Tasic B et al. Shared and distinct transcriptomic cell types across neocortical areas. Nature 563:72 (2018).
Siletti K et al. Transcriptomic diversity of cell types across the adult human brain. Science 382:eadd7046 (2023). See also the Brain Cell Census collection
Motivation
Reducing high-dimensional data to a low-dimensional representation for the purposes of visualization and pattern discovery is a classical approach in statistics, with principal component analysis (PCA) probably the best known method. PCA and other dimensionality reduction methods have been used in systems biology for as long as (relatively) large data have been around. Nowadays, dimensionality reduction is mostly associated with the analysis of single-cell sequencing data. Given the importance of single-cell sequencing technologies, and the relative lack of understanding of the non-linear dimensionality reduction methods that are regularly employed in this context, this will be our angle for learning about dimensionality reduction.
For our path-breaking paper, we select a relatively early study of cell types in the brain using single-cell sequencing of 622 mouse neurons.
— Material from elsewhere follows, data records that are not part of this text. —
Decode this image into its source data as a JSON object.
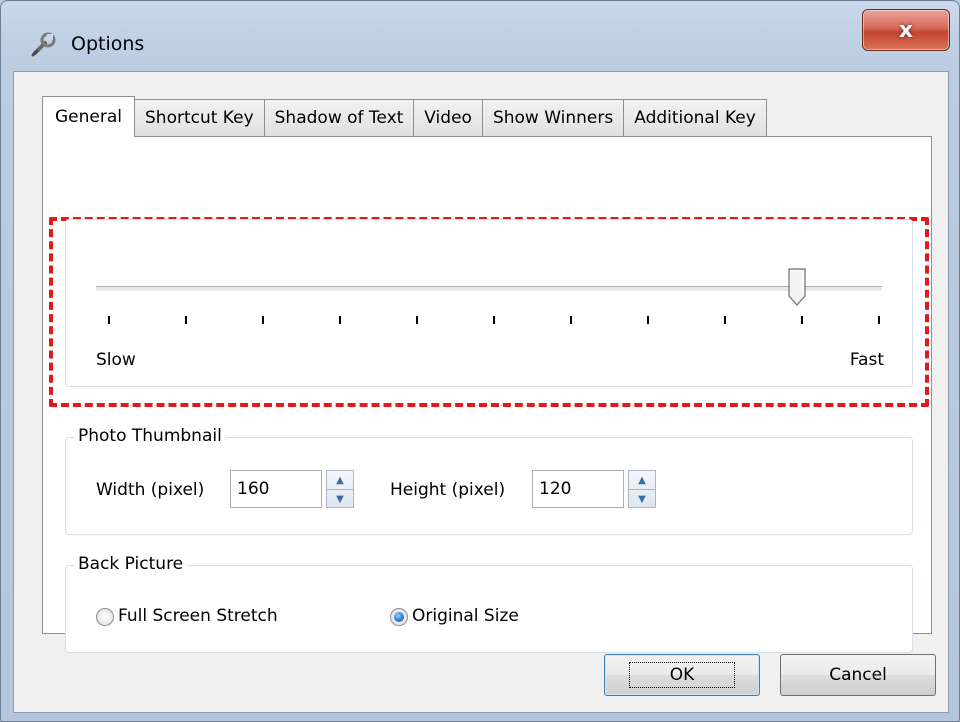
{
  "window": {
    "title": "Options",
    "close_label": "x"
  },
  "tabs": [
    "General",
    "Shortcut Key",
    "Shadow of Text",
    "Video",
    "Show Winners",
    "Additional Key"
  ],
  "speed": {
    "min_label": "Slow",
    "max_label": "Fast",
    "tick_count": 11,
    "value_fraction": 0.895
  },
  "photo_thumbnail": {
    "title": "Photo Thumbnail",
    "width_label": "Width (pixel)",
    "width_value": "160",
    "height_label": "Height (pixel)",
    "height_value": "120"
  },
  "back_picture": {
    "title": "Back Picture",
    "options": [
      "Full Screen Stretch",
      "Original Size"
    ],
    "selected": "Original Size"
  },
  "buttons": {
    "ok": "OK",
    "cancel": "Cancel"
  },
  "colors": {
    "highlight": "#e01a1a",
    "close": "#c3452f"
  }
}
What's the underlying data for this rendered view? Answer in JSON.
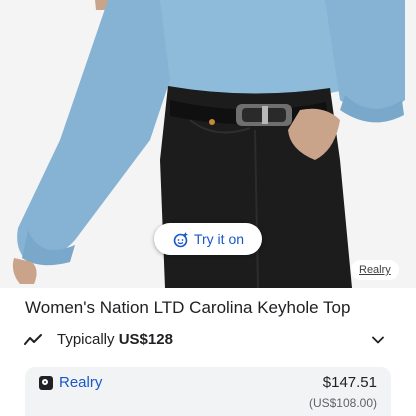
{
  "product": {
    "title": "Women's Nation LTD Carolina Keyhole Top",
    "image_source": "Realry"
  },
  "try_on": {
    "label": "Try it on"
  },
  "price_insight": {
    "prefix": "Typically",
    "amount": "US$128"
  },
  "offer": {
    "store": "Realry",
    "price": "$147.51",
    "converted_price": "(US$108.00)"
  },
  "colors": {
    "accent": "#1a57c9",
    "top_blue": "#8ab6d6",
    "jeans_black": "#1c1c1c"
  },
  "icons": {
    "try_on": "sparkle-face-icon",
    "trend": "trending-line-icon",
    "expand": "chevron-down-icon",
    "store": "store-logo-icon"
  }
}
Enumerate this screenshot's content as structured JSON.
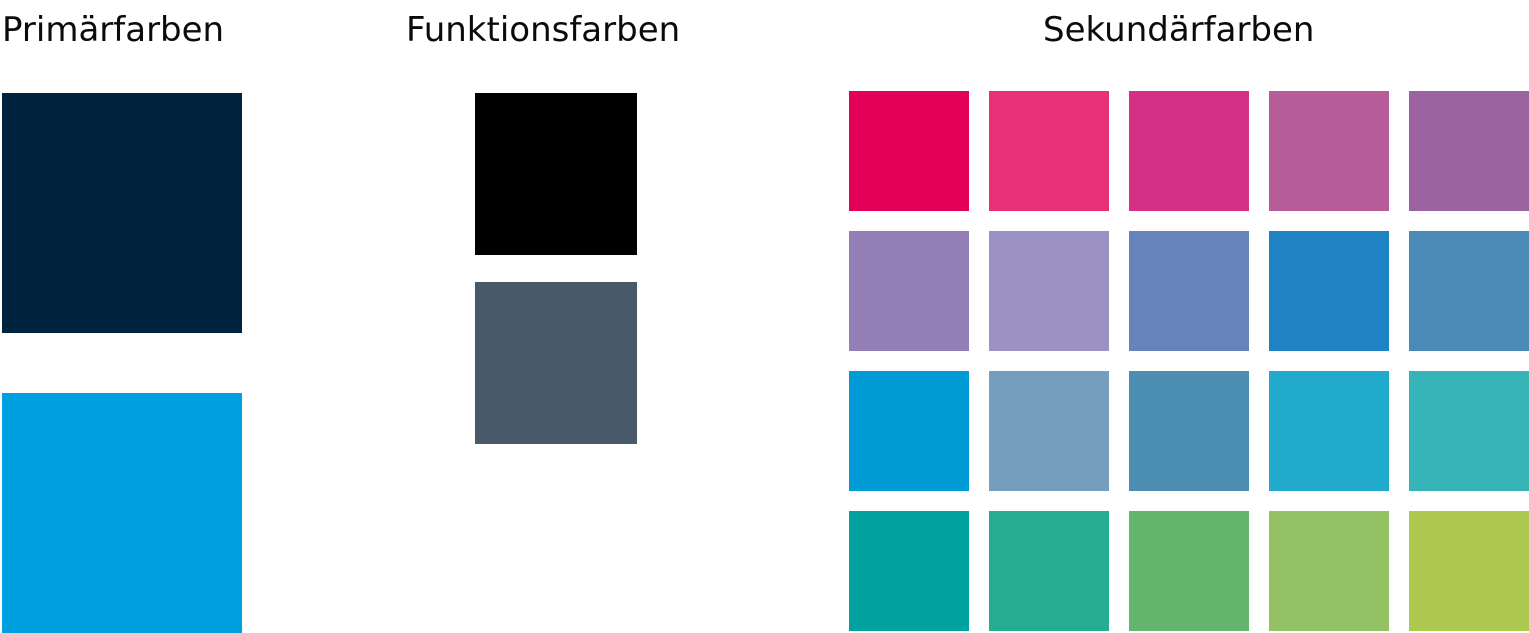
{
  "groups": {
    "primary": {
      "title": "Primärfarben",
      "colors": [
        "#00233e",
        "#009fe0"
      ]
    },
    "functional": {
      "title": "Funktionsfarben",
      "colors": [
        "#000000",
        "#485a6a"
      ]
    },
    "secondary": {
      "title": "Sekundärfarben",
      "colors": [
        "#e30059",
        "#e63178",
        "#d52f86",
        "#b65c98",
        "#9b64a0",
        "#937eb5",
        "#9b91c3",
        "#6684bb",
        "#1f82c2",
        "#4b89b6",
        "#009bd5",
        "#749dbe",
        "#4c8eb1",
        "#22aacc",
        "#37b4b7",
        "#00a19e",
        "#26ad91",
        "#63b46c",
        "#93c163",
        "#aec94f"
      ]
    }
  }
}
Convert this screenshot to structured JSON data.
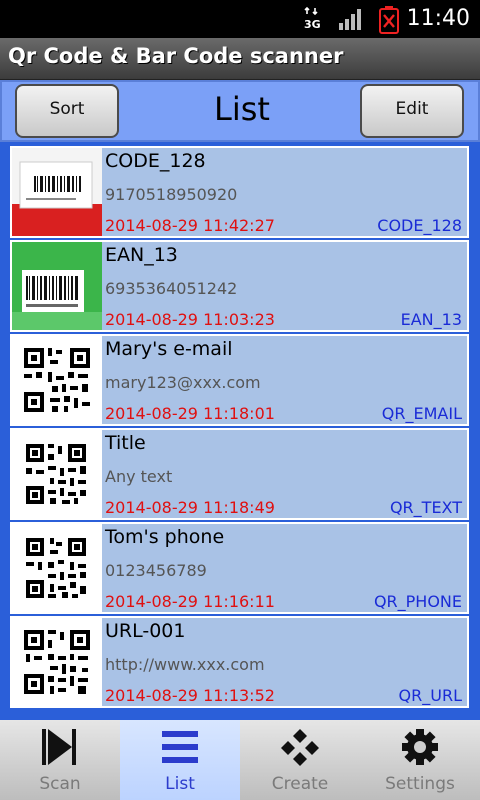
{
  "status_bar": {
    "time": "11:40",
    "network": "3G"
  },
  "app_title": "Qr Code & Bar Code scanner",
  "header": {
    "sort_label": "Sort",
    "title": "List",
    "edit_label": "Edit"
  },
  "items": [
    {
      "name": "CODE_128",
      "value": "9170518950920",
      "date": "2014-08-29 11:42:27",
      "type": "CODE_128",
      "thumb": "barcode-photo"
    },
    {
      "name": "EAN_13",
      "value": "6935364051242",
      "date": "2014-08-29 11:03:23",
      "type": "EAN_13",
      "thumb": "ean-barcode-photo"
    },
    {
      "name": "Mary's e-mail",
      "value": "mary123@xxx.com",
      "date": "2014-08-29 11:18:01",
      "type": "QR_EMAIL",
      "thumb": "qr-code"
    },
    {
      "name": "Title",
      "value": "Any text",
      "date": "2014-08-29 11:18:49",
      "type": "QR_TEXT",
      "thumb": "qr-code"
    },
    {
      "name": "Tom's phone",
      "value": "0123456789",
      "date": "2014-08-29 11:16:11",
      "type": "QR_PHONE",
      "thumb": "qr-code"
    },
    {
      "name": "URL-001",
      "value": "http://www.xxx.com",
      "date": "2014-08-29 11:13:52",
      "type": "QR_URL",
      "thumb": "qr-code"
    }
  ],
  "tabs": [
    {
      "label": "Scan",
      "icon": "play-icon",
      "active": false
    },
    {
      "label": "List",
      "icon": "list-icon",
      "active": true
    },
    {
      "label": "Create",
      "icon": "create-icon",
      "active": false
    },
    {
      "label": "Settings",
      "icon": "gear-icon",
      "active": false
    }
  ],
  "colors": {
    "header": "#7ba0f7",
    "row": "#a9c2e6",
    "date": "#e01010",
    "type": "#1a2bd6",
    "list_bg": "#2b5fd9"
  }
}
In this study, PCA is used to visualize data in two and three dimensions and to identify distinct types of sensory neurons.
To illustrate how far the field of single-cell sequencing has advanced in the last decade, we select a paper from 2018, which sequenced more than 23 thousand cells and whose data we will use in our practical analysis, and a paper from the BRAIN Initiative Cell Census Network, which sequenced more than three million human brain cells, including more than two million neurons. In these papers, t-SNE and UMAP are used for dimensionality reduction, as is the case in most current studies in the field.
Questions for discussion
What is single-cell transcriptomics? We will look in more detail at this review paper: Revealing the vectors of cellular identity with Single-cell genomics.
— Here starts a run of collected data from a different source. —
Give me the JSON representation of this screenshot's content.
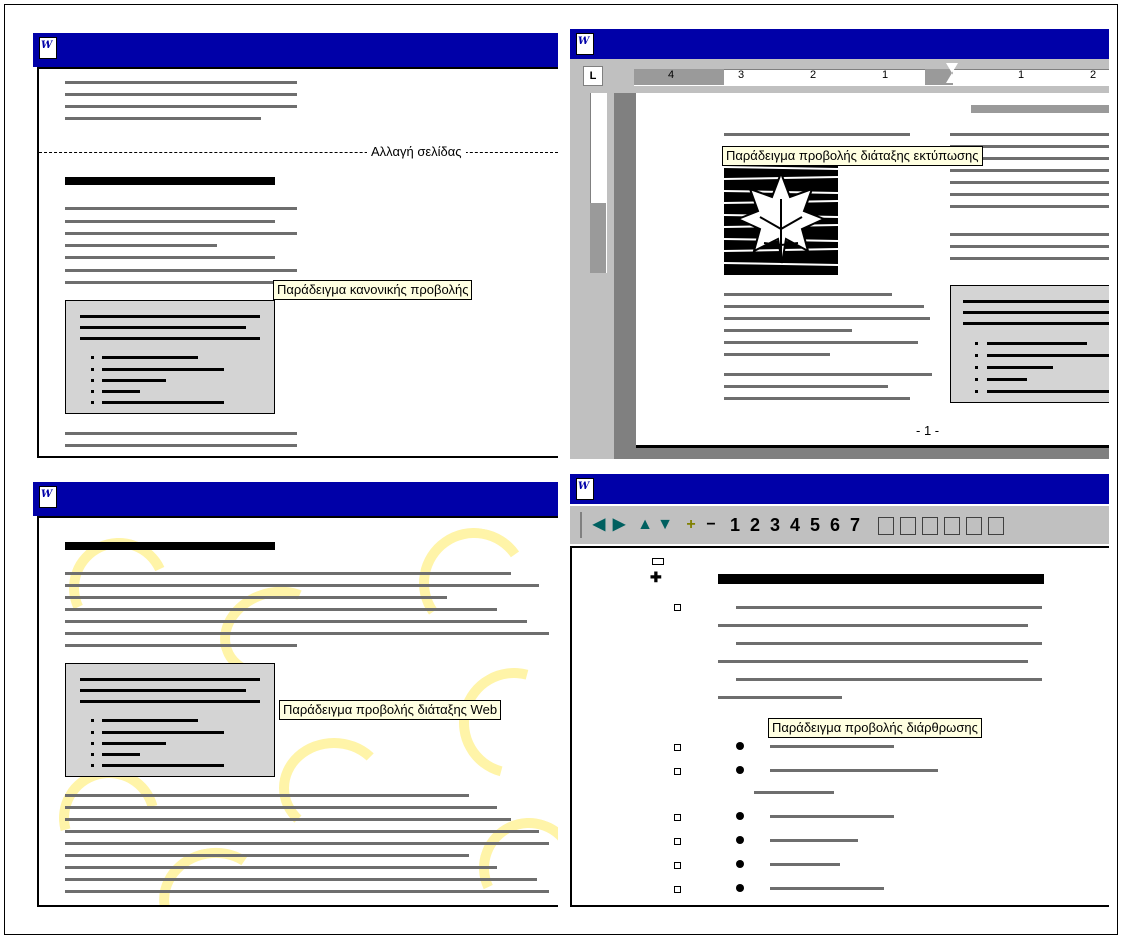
{
  "captions": {
    "normal_view": "Παράδειγμα κανονικής προβολής",
    "page_break": "Αλλαγή σελίδας",
    "print_layout": "Παράδειγμα προβολής διάταξης εκτύπωσης",
    "web_layout": "Παράδειγμα προβολής διάταξης Web",
    "outline": "Παράδειγμα προβολής διάρθρωσης"
  },
  "print_layout_page_number": "- 1 -",
  "ruler": {
    "labels": [
      "4",
      "3",
      "2",
      "1",
      "1",
      "2"
    ]
  },
  "outline_toolbar": {
    "levels": [
      "1",
      "2",
      "3",
      "4",
      "5",
      "6",
      "7"
    ]
  },
  "colors": {
    "titlebar": "#0000a8",
    "box": "#d4d4d4",
    "caption_bg": "#ffffe1",
    "ruler": "#c0c0c0"
  },
  "icons": [
    "word-app-icon",
    "left-arrow-icon",
    "right-arrow-icon",
    "up-arrow-icon",
    "down-arrow-icon",
    "plus-icon",
    "minus-icon",
    "maple-leaf-clipart"
  ]
}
What is the basic idea for discovering and classifying cell types?
How many expressed genes were detected on average in each cell? How many genes were detected in total across all cells (see Methods)? What could explain these numbers?
How did the authors decide on the initial classification of genes in neuronal and non-neuronal clusters? How did they define further subclusters of the initial neuronal clusters?
What is shown in Figure 1?
What is shown in Figure 4? How is the “fraction of positive cells” defined for a given gene?